The IRS failed to correctly pay 31% of employees according to a recent report by the Treasury Inspector General for Tax Administration (TIGTA). Based on their sampling, TIGTA estimates that the IRS overpaid more than 600 employees by approximately $4.2 million and underpaid more than 900 employees by approximately $2.7 million.

The analysis was based on a sample of 4,985 IRS employees who were promoted into management positions and received pay increases that exceeded 10 percent between January 2006 and November 2015.
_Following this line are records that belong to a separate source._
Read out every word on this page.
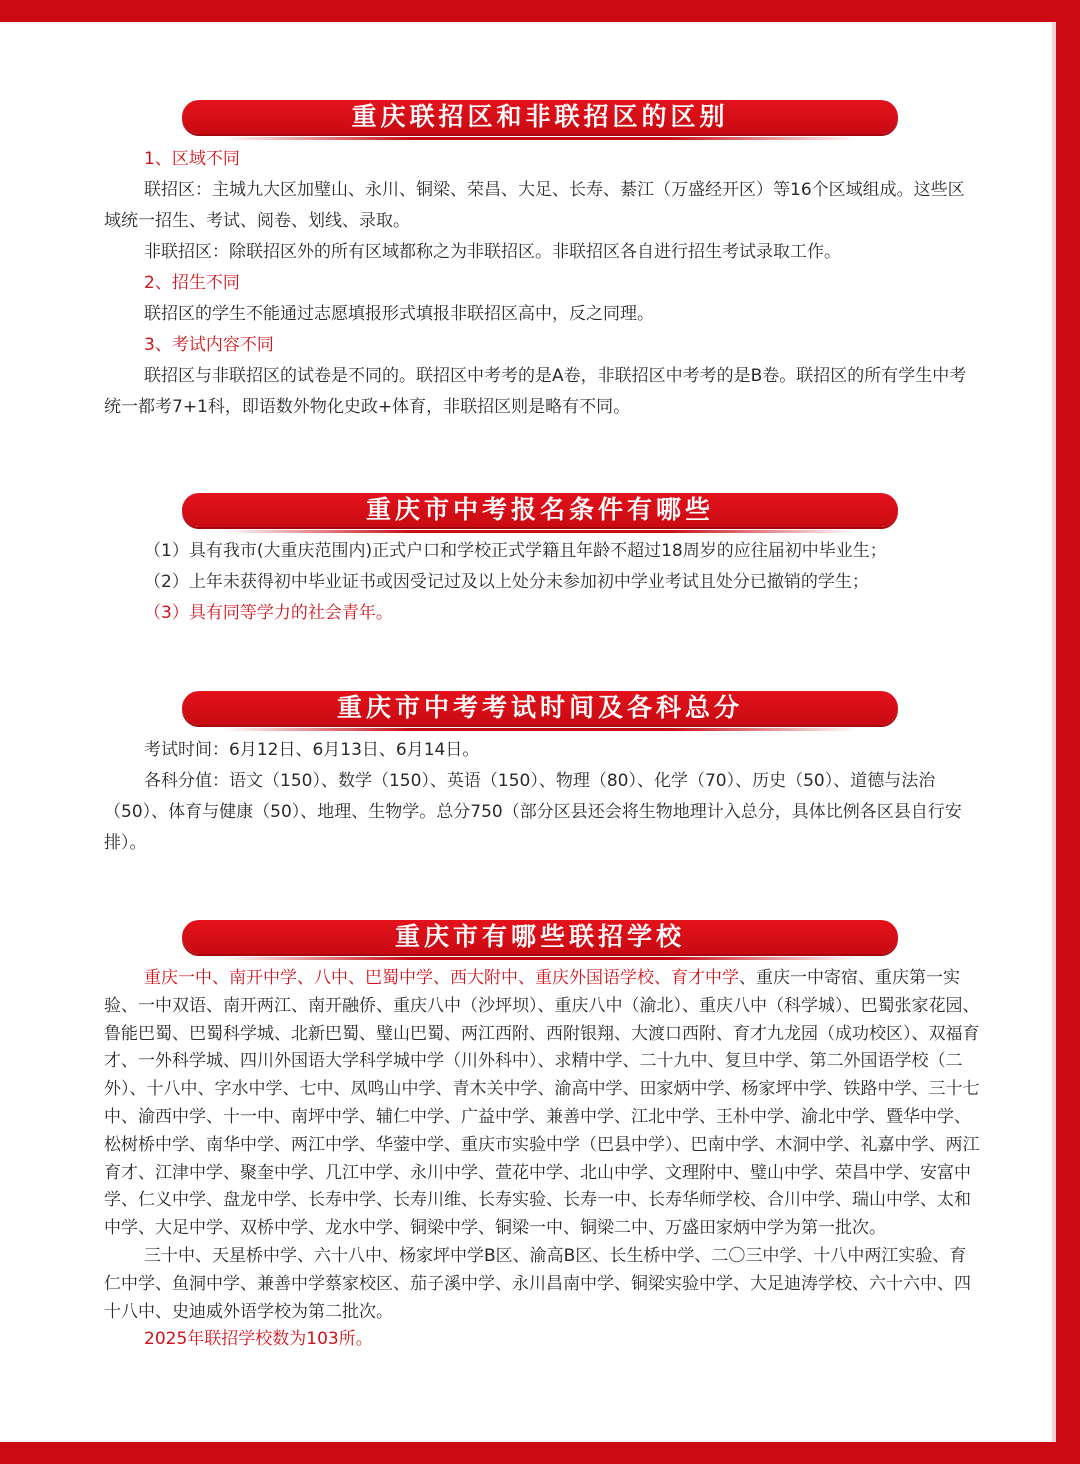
重庆联招区和非联招区的区别

1、区域不同

联招区：主城九大区加璧山、永川、铜梁、荣昌、大足、长寿、綦江（万盛经开区）等16个区域组成。这些区域统一招生、考试、阅卷、划线、录取。

非联招区：除联招区外的所有区域都称之为非联招区。非联招区各自进行招生考试录取工作。

2、招生不同

联招区的学生不能通过志愿填报形式填报非联招区高中，反之同理。

3、考试内容不同

联招区与非联招区的试卷是不同的。联招区中考考的是A卷，非联招区中考考的是B卷。联招区的所有学生中考统一都考7+1科，即语数外物化史政+体育，非联招区则是略有不同。

重庆市中考报名条件有哪些

（1）具有我市(大重庆范围内)正式户口和学校正式学籍且年龄不超过18周岁的应往届初中毕业生；

（2）上年未获得初中毕业证书或因受记过及以上处分未参加初中学业考试且处分已撤销的学生；

（3）具有同等学力的社会青年。

重庆市中考考试时间及各科总分

考试时间：6月12日、6月13日、6月14日。

各科分值：语文（150）、数学（150）、英语（150）、物理（80）、化学（70）、历史（50）、道德与法治（50）、体育与健康（50）、地理、生物学。总分750（部分区县还会将生物地理计入总分，具体比例各区县自行安排）。

重庆市有哪些联招学校

重庆一中、南开中学、八中、巴蜀中学、西大附中、重庆外国语学校、育才中学、重庆一中寄宿、重庆第一实验、一中双语、南开两江、南开融侨、重庆八中（沙坪坝）、重庆八中（渝北）、重庆八中（科学城）、巴蜀张家花园、鲁能巴蜀、巴蜀科学城、北新巴蜀、璧山巴蜀、两江西附、西附银翔、大渡口西附、育才九龙园（成功校区）、双福育才、一外科学城、四川外国语大学科学城中学（川外科中）、求精中学、二十九中、复旦中学、第二外国语学校（二外）、十八中、字水中学、七中、凤鸣山中学、青木关中学、渝高中学、田家炳中学、杨家坪中学、铁路中学、三十七中、渝西中学、十一中、南坪中学、辅仁中学、广益中学、兼善中学、江北中学、王朴中学、渝北中学、暨华中学、松树桥中学、南华中学、两江中学、华蓥中学、重庆市实验中学（巴县中学）、巴南中学、木洞中学、礼嘉中学、两江育才、江津中学、聚奎中学、几江中学、永川中学、萱花中学、北山中学、文理附中、璧山中学、荣昌中学、安富中学、仁义中学、盘龙中学、长寿中学、长寿川维、长寿实验、长寿一中、长寿华师学校、合川中学、瑞山中学、太和中学、大足中学、双桥中学、龙水中学、铜梁中学、铜梁一中、铜梁二中、万盛田家炳中学为第一批次。

三十中、天星桥中学、六十八中、杨家坪中学B区、渝高B区、长生桥中学、二〇三中学、十八中两江实验、育仁中学、鱼洞中学、兼善中学蔡家校区、茄子溪中学、永川昌南中学、铜梁实验中学、大足迪涛学校、六十六中、四十八中、史迪威外语学校为第二批次。

2025年联招学校数为103所。
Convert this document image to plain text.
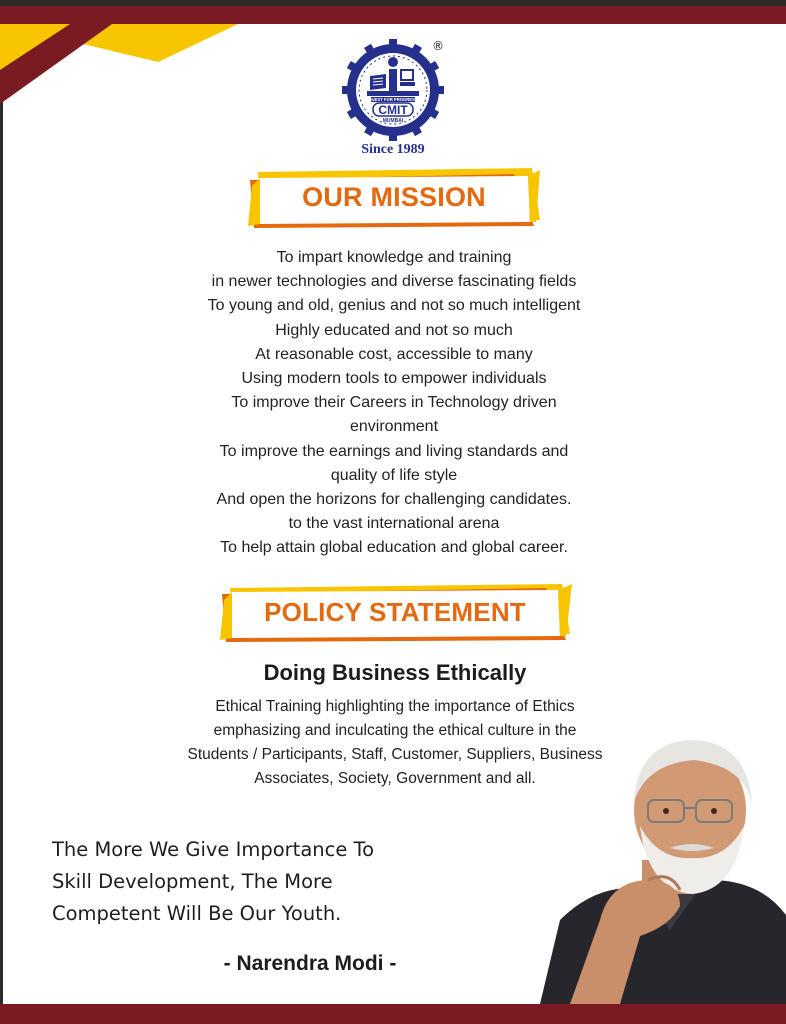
QUEST FOR PROGRESS
CMIT
MUMBAI
®
Since 1989
OUR MISSION
To impart knowledge and training
in newer technologies and diverse fascinating fields
To young and old, genius and not so much intelligent
Highly educated and not so much
At reasonable cost, accessible to many
Using modern tools to empower individuals
To improve their Careers in Technology driven
environment
To improve the earnings and living standards and
quality of life style
And open the horizons for challenging candidates.
to the vast international arena
To help attain global education and global career.
POLICY STATEMENT
Doing Business Ethically
Ethical Training highlighting the importance of Ethics
emphasizing and inculcating the ethical culture in the
Students / Participants, Staff, Customer, Suppliers, Business
Associates, Society, Government and all.
The More We Give Importance To
Skill Development, The More
Competent Will Be Our Youth.
- Narendra Modi -
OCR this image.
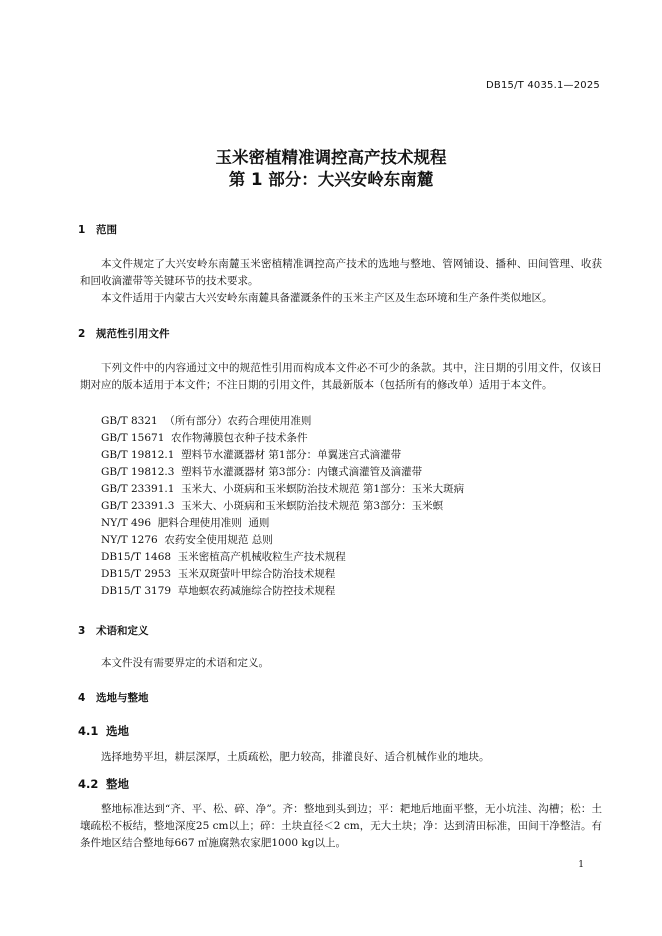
DB15/T 4035.1—2025
玉米密植精准调控高产技术规程
第 1 部分：大兴安岭东南麓
1 范围
本文件规定了大兴安岭东南麓玉米密植精准调控高产技术的选地与整地、管网铺设、播种、田间管理、收获和回收滴灌带等关键环节的技术要求。
本文件适用于内蒙古大兴安岭东南麓具备灌溉条件的玉米主产区及生态环境和生产条件类似地区。
2 规范性引用文件
下列文件中的内容通过文中的规范性引用而构成本文件必不可少的条款。其中，注日期的引用文件，仅该日期对应的版本适用于本文件；不注日期的引用文件，其最新版本（包括所有的修改单）适用于本文件。
GB/T 8321  （所有部分）农药合理使用准则
GB/T 15671  农作物薄膜包衣种子技术条件
GB/T 19812.1  塑料节水灌溉器材 第1部分：单翼迷宫式滴灌带
GB/T 19812.3  塑料节水灌溉器材 第3部分：内镶式滴灌管及滴灌带
GB/T 23391.1  玉米大、小斑病和玉米螟防治技术规范 第1部分：玉米大斑病
GB/T 23391.3  玉米大、小斑病和玉米螟防治技术规范 第3部分：玉米螟
NY/T 496  肥料合理使用准则  通则
NY/T 1276  农药安全使用规范 总则
DB15/T 1468  玉米密植高产机械收粒生产技术规程
DB15/T 2953  玉米双斑萤叶甲综合防治技术规程
DB15/T 3179  草地螟农药减施综合防控技术规程
3 术语和定义
本文件没有需要界定的术语和定义。
4 选地与整地
4.1 选地
选择地势平坦，耕层深厚，土质疏松，肥力较高，排灌良好、适合机械作业的地块。
4.2 整地
整地标准达到“齐、平、松、碎、净”。齐：整地到头到边；平：耙地后地面平整，无小坑洼、沟槽；松：土壤疏松不板结，整地深度25 cm以上；碎：土块直径＜2 cm，无大土块；净：达到清田标准，田间干净整洁。有条件地区结合整地每667 ㎡施腐熟农家肥1000 kg以上。
1
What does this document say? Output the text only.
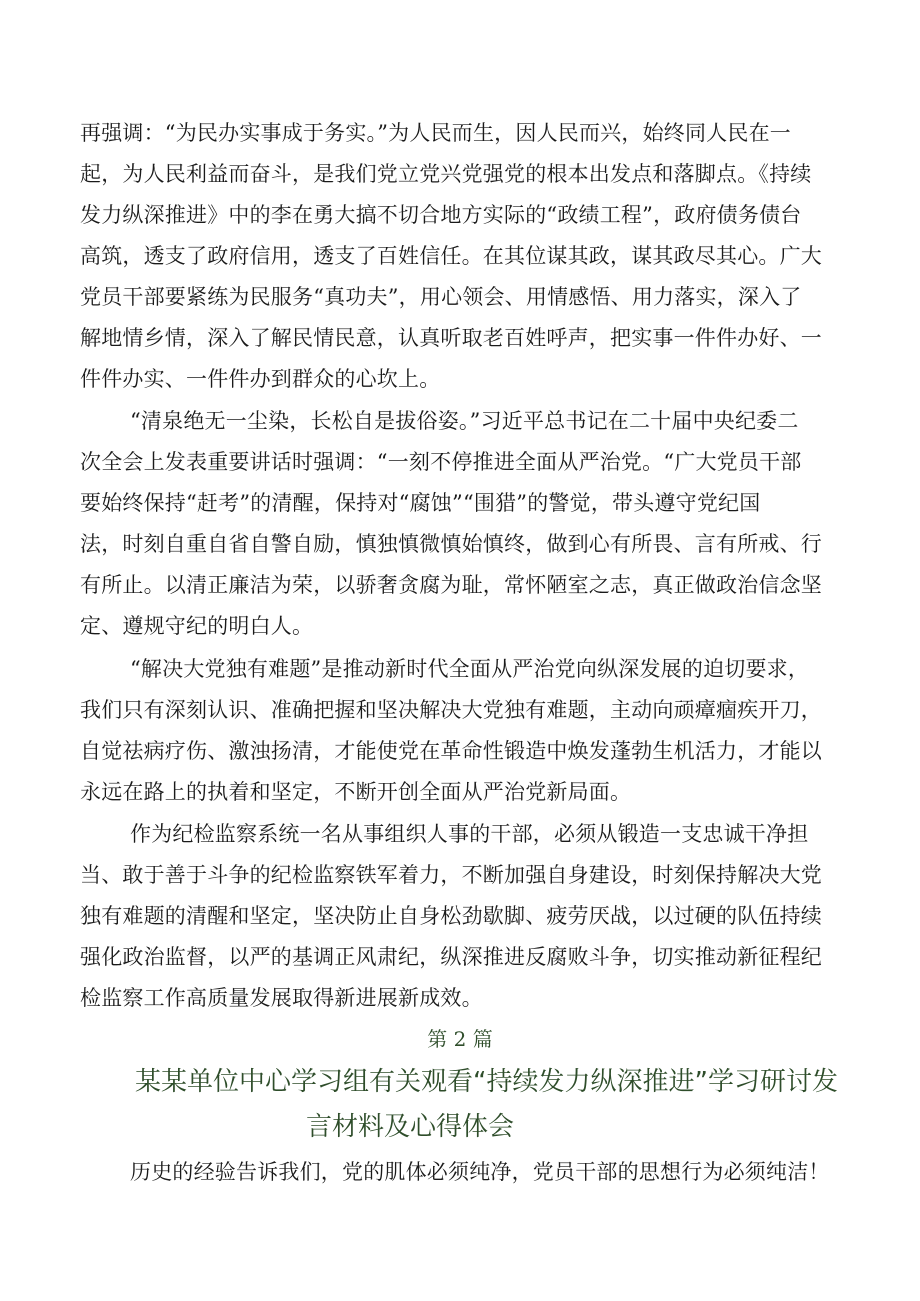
再强调：“为民办实事成于务实。”为人民而生，因人民而兴，始终同人民在一
起，为人民利益而奋斗，是我们党立党兴党强党的根本出发点和落脚点。《持续
发力纵深推进》中的李在勇大搞不切合地方实际的“政绩工程”，政府债务债台
高筑，透支了政府信用，透支了百姓信任。在其位谋其政，谋其政尽其心。广大
党员干部要紧练为民服务“真功夫”，用心领会、用情感悟、用力落实，深入了
解地情乡情，深入了解民情民意，认真听取老百姓呼声，把实事一件件办好、一
件件办实、一件件办到群众的心坎上。
“清泉绝无一尘染，长松自是拔俗姿。”习近平总书记在二十届中央纪委二
次全会上发表重要讲话时强调：“一刻不停推进全面从严治党。“广大党员干部
要始终保持“赶考”的清醒，保持对“腐蚀”“围猎”的警觉，带头遵守党纪国
法，时刻自重自省自警自励，慎独慎微慎始慎终，做到心有所畏、言有所戒、行
有所止。以清正廉洁为荣，以骄奢贪腐为耻，常怀陋室之志，真正做政治信念坚
定、遵规守纪的明白人。
“解决大党独有难题”是推动新时代全面从严治党向纵深发展的迫切要求，
我们只有深刻认识、准确把握和坚决解决大党独有难题，主动向顽瘴痼疾开刀，
自觉祛病疗伤、激浊扬清，才能使党在革命性锻造中焕发蓬勃生机活力，才能以
永远在路上的执着和坚定，不断开创全面从严治党新局面。
作为纪检监察系统一名从事组织人事的干部，必须从锻造一支忠诚干净担
当、敢于善于斗争的纪检监察铁军着力，不断加强自身建设，时刻保持解决大党
独有难题的清醒和坚定，坚决防止自身松劲歇脚、疲劳厌战，以过硬的队伍持续
强化政治监督，以严的基调正风肃纪，纵深推进反腐败斗争，切实推动新征程纪
检监察工作高质量发展取得新进展新成效。
第 2 篇
某某单位中心学习组有关观看“持续发力纵深推进”学习研讨发
言材料及心得体会
历史的经验告诉我们，党的肌体必须纯净，党员干部的思想行为必须纯洁！
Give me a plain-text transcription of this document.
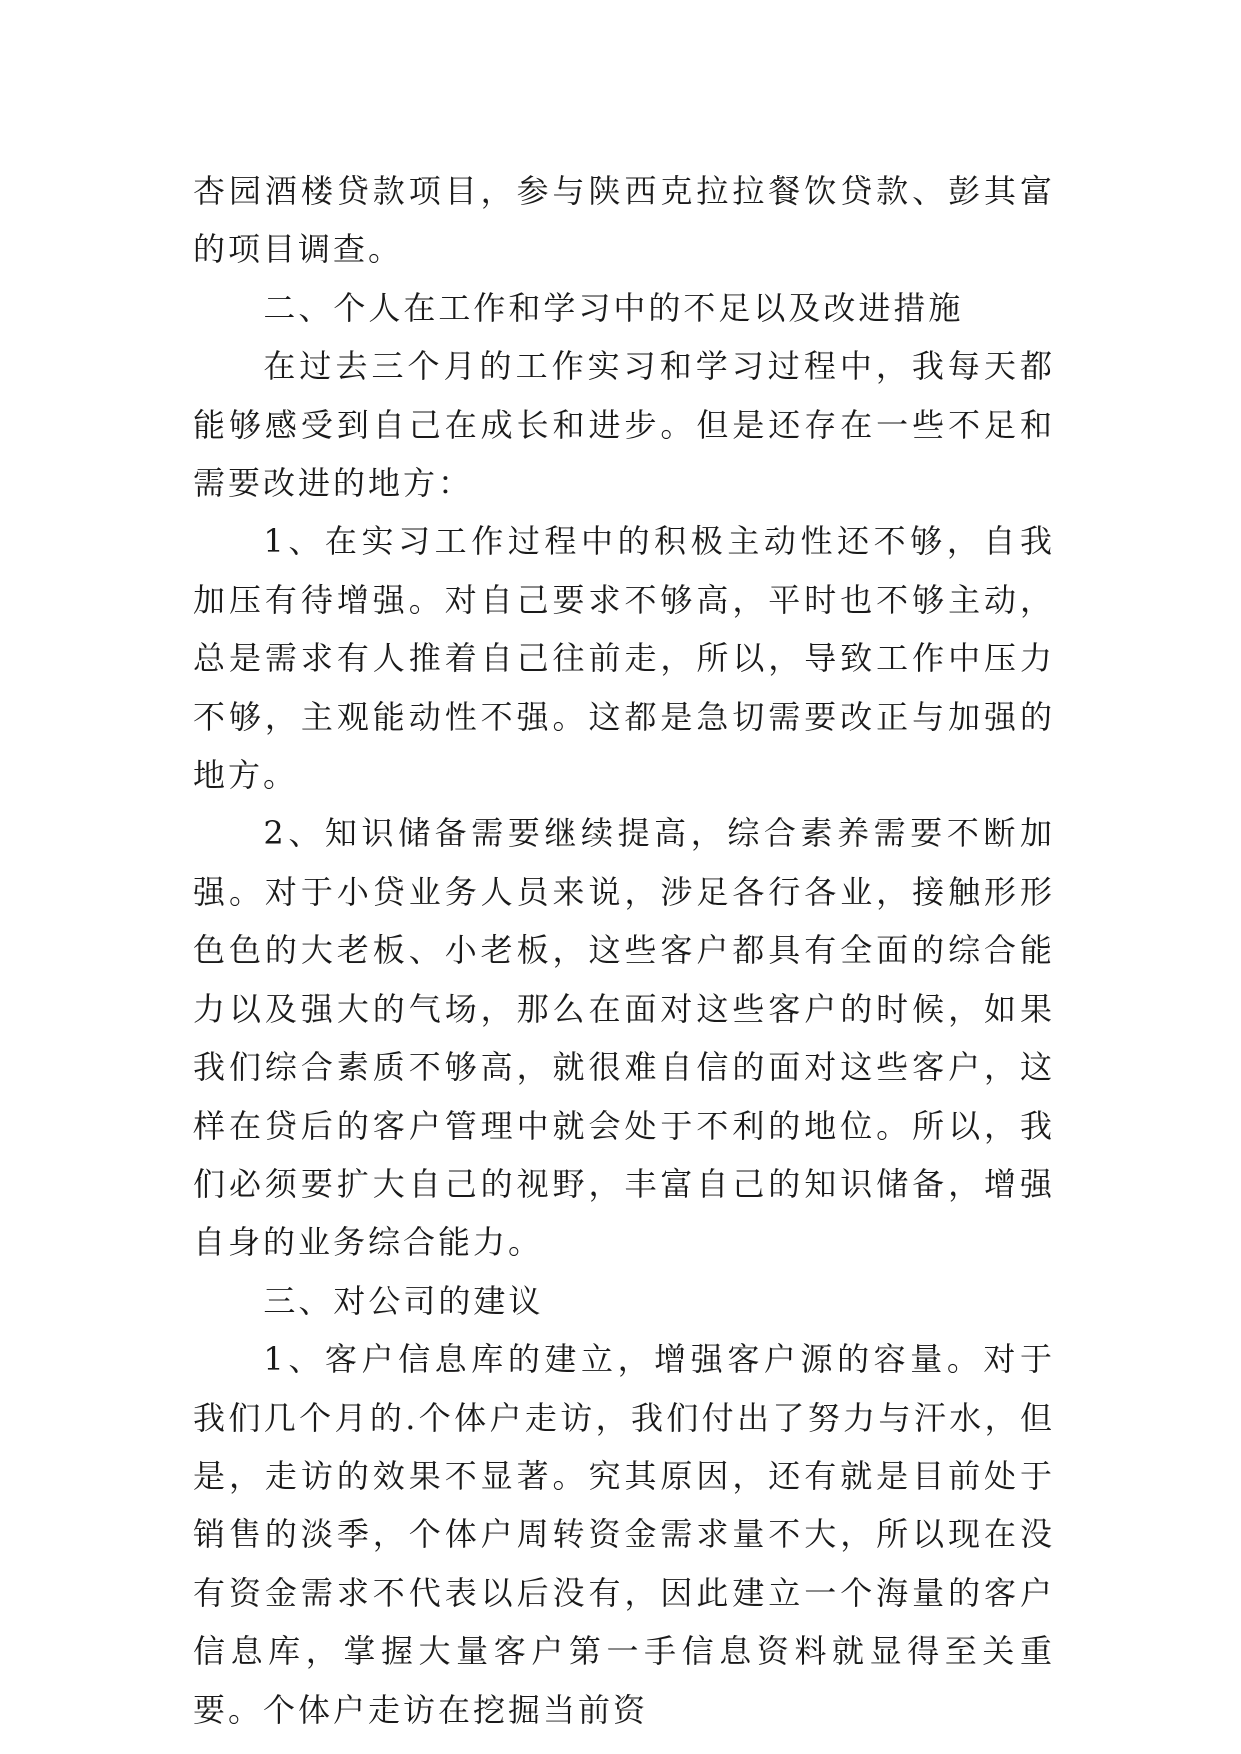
杏园酒楼贷款项目，参与陕西克拉拉餐饮贷款、彭其富的项目调查。

二、个人在工作和学习中的不足以及改进措施

在过去三个月的工作实习和学习过程中，我每天都能够感受到自己在成长和进步。但是还存在一些不足和需要改进的地方：

1、在实习工作过程中的积极主动性还不够，自我加压有待增强。对自己要求不够高，平时也不够主动，总是需求有人推着自己往前走，所以，导致工作中压力不够，主观能动性不强。这都是急切需要改正与加强的地方。

2、知识储备需要继续提高，综合素养需要不断加强。对于小贷业务人员来说，涉足各行各业，接触形形色色的大老板、小老板，这些客户都具有全面的综合能力以及强大的气场，那么在面对这些客户的时候，如果我们综合素质不够高，就很难自信的面对这些客户，这样在贷后的客户管理中就会处于不利的地位。所以，我们必须要扩大自己的视野，丰富自己的知识储备，增强自身的业务综合能力。

三、对公司的建议

1、客户信息库的建立，增强客户源的容量。对于我们几个月的.个体户走访，我们付出了努力与汗水，但是，走访的效果不显著。究其原因，还有就是目前处于销售的淡季，个体户周转资金需求量不大，所以现在没有资金需求不代表以后没有，因此建立一个海量的客户信息库，掌握大量客户第一手信息资料就显得至关重要。个体户走访在挖掘当前资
The IRS attributes these payment errors to complexities associated with setting pay when employees transiently move between the pay system of managerial and non-managerial roles—common to the cyclical nature of taxes. As the report notes:

“Cumbersome and confusing rules for setting pay resulted in mistakes when calculating pay for employees moving between the GS pay system and the management pay system”

These “cumbersome rules” on promotions between positions are as follows:

  • An employee selected for a first-time permanent management position is eligible for a one-time 10 percent pay increase.
  • An employee who is promoted from a management level position to another higher level management position, may receive an additional 10 percent pay increase.
  • An employee with prior management experience or selected for a temporary promotion into a management position is eligible for an 8 percent pay increase.
  • An employee who is promoted to a similar position to one they previously held may be entitled to receive increases that exceed the 10 percent and 8 percent.

 

The Inspector General’s report noted that the IRS recognized these problems existed in 2013, but failed to address them until 3 years later when The Inspector General announced their audit.

The last question that remains unresolved is whether the payment errors can be attributed to simple incompetency on the part of the IRS or malicious intent to bolster the income of some employees over that of others.